In other words, Ernst and Singh haven't done a cost-benefit-analysis (CBA) of conventional and alternative treatments - even though decisions by national health services (e.g. the NHS in the UK) need to factor in cost into the equation to get an overall picture of a treatment's efficacy. Sadly, CBAs by the NHS don't sufficiently factor in externalities such as side effects and opportunity costs to the patient (including a reliance on drug prescriptions inculcating in the patient a lack of autonomy and self-ownership over their own health). And, worse yet, RCTs - or the so-called ''gold-standard'' in medicine which Ernst and Singh use as their benchmark for evidence of efficacy - don't factor in either CBA or the externalities of side effects and opportunity cost (among many others)! 

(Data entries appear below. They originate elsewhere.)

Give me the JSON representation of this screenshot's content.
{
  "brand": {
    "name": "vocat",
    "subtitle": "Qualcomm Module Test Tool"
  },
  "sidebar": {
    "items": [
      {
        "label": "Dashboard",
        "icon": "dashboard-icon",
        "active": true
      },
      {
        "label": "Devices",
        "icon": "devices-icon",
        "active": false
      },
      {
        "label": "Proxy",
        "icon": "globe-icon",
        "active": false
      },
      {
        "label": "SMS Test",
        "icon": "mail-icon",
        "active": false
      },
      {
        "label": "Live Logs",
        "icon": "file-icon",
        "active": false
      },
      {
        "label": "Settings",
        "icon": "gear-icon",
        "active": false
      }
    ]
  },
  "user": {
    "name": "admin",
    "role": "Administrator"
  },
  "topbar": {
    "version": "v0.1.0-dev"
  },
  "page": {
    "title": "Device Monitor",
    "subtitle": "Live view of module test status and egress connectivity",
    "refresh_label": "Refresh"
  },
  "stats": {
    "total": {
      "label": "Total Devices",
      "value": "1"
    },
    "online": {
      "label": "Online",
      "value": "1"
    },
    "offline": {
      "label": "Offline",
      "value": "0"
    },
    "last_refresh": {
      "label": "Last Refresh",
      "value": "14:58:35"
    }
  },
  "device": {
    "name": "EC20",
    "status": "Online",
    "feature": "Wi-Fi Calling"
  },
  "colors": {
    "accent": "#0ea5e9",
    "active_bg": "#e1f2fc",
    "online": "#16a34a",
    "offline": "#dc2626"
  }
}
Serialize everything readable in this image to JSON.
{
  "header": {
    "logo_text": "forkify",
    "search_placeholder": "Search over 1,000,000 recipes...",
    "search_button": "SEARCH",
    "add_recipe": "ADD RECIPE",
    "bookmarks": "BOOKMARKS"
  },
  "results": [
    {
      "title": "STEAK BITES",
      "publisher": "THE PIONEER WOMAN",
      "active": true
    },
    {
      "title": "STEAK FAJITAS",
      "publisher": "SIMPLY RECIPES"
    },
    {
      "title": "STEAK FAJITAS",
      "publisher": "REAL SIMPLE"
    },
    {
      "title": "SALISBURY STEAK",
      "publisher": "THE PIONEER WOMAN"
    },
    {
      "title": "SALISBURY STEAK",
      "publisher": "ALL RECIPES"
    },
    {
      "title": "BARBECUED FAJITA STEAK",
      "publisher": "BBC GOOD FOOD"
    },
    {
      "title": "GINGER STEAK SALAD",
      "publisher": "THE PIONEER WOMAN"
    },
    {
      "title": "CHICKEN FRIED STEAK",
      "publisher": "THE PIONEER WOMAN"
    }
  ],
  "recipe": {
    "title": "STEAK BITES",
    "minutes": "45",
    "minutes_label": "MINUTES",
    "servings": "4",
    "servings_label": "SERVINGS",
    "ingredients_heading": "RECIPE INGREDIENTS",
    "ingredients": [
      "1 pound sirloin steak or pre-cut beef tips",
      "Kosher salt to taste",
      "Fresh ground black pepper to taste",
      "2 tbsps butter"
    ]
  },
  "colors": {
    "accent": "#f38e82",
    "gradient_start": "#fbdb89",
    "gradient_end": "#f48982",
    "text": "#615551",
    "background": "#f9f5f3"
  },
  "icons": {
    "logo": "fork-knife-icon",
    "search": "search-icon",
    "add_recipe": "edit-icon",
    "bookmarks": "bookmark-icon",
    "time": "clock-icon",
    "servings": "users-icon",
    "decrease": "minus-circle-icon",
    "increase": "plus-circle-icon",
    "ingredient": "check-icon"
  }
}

Yet bizarrely, Ernst and Singh are eager to factor in externalities from alternative medicine, such as obscure and rare side effects, and infections caused from acupuncture treatment - even though these are NOT the systemic and routine side effects as seen from the use of pharmaceutical drugs. This approach clearly betrays an implicit bias toward conventional medical treatment. Their blindness to the systemic problems in conventional medicine is bizarre given the published statistics on iatrogenic death in mainstream medicine - which is the third biggest killer in the US, accounting for up to 200,000 deaths annually. It could be argued that mainstream medicine is actually the leading cause of death in the western world - (given the prevalence of chronic disease from lifestyle factors) - simply because medicine shows extreme negligence in prioritising prevention of such diseases. Further, the BMJ found in its analysis of 2,500 common medical treatments only 36% are 'beneficial' or 'likely to be beneficial'. A Cochrane review came to a similar finding. Given all of the above, it is clear that Ernst and Singh have constructed an erroneously-high baseline for the effectiveness of mainstream medicine - and it is this false baseline which they pit alternative medicine against. 

Ernst and Singh
sought to ''put alternative medicine on trial'', but if they were being objective, it should have been mainstream medicine they put on trial first
.   

Over long-enough time scales (e.g. the length of a human life) - and factoring in additive effects of using many alternative approaches in combination and the negative externalities of conventional drugs and treatments - mainstream medicine becomes less and less viable. But, of course, Ernst and Singh don't adopt this longitudinal, nuanced, and systems-thinking approach. 

Excluding infectious diseases - which has never been the remit of best practice in alternative and integrative healthcare practitioners - there is an inverse correlation between medical treatment and health / longevity in developed nations. This might seem counterintuitive at first, but it becomes more obvious when we consider that chronic disease from poor lifestyle is the leading cause of premature death in the western world. Logically then, on a population level, the more you take care of your health and wellbeing, the less medical intervention you will need during your life. The healthiest people in the world don't live the longest because of modern medicine, but in spite of it. Ernst and Singh might appeal to outliers to evidence things one way or another, but this isn't how epidemiological evidence works in medicine. 

So - all in all - a poor effort from Ernst and Singh. They failed to abide by a cardinal rule in argumentation and science; which is to clearly define your terms first, and to outline the desired outcomes for society as a whole - not your own.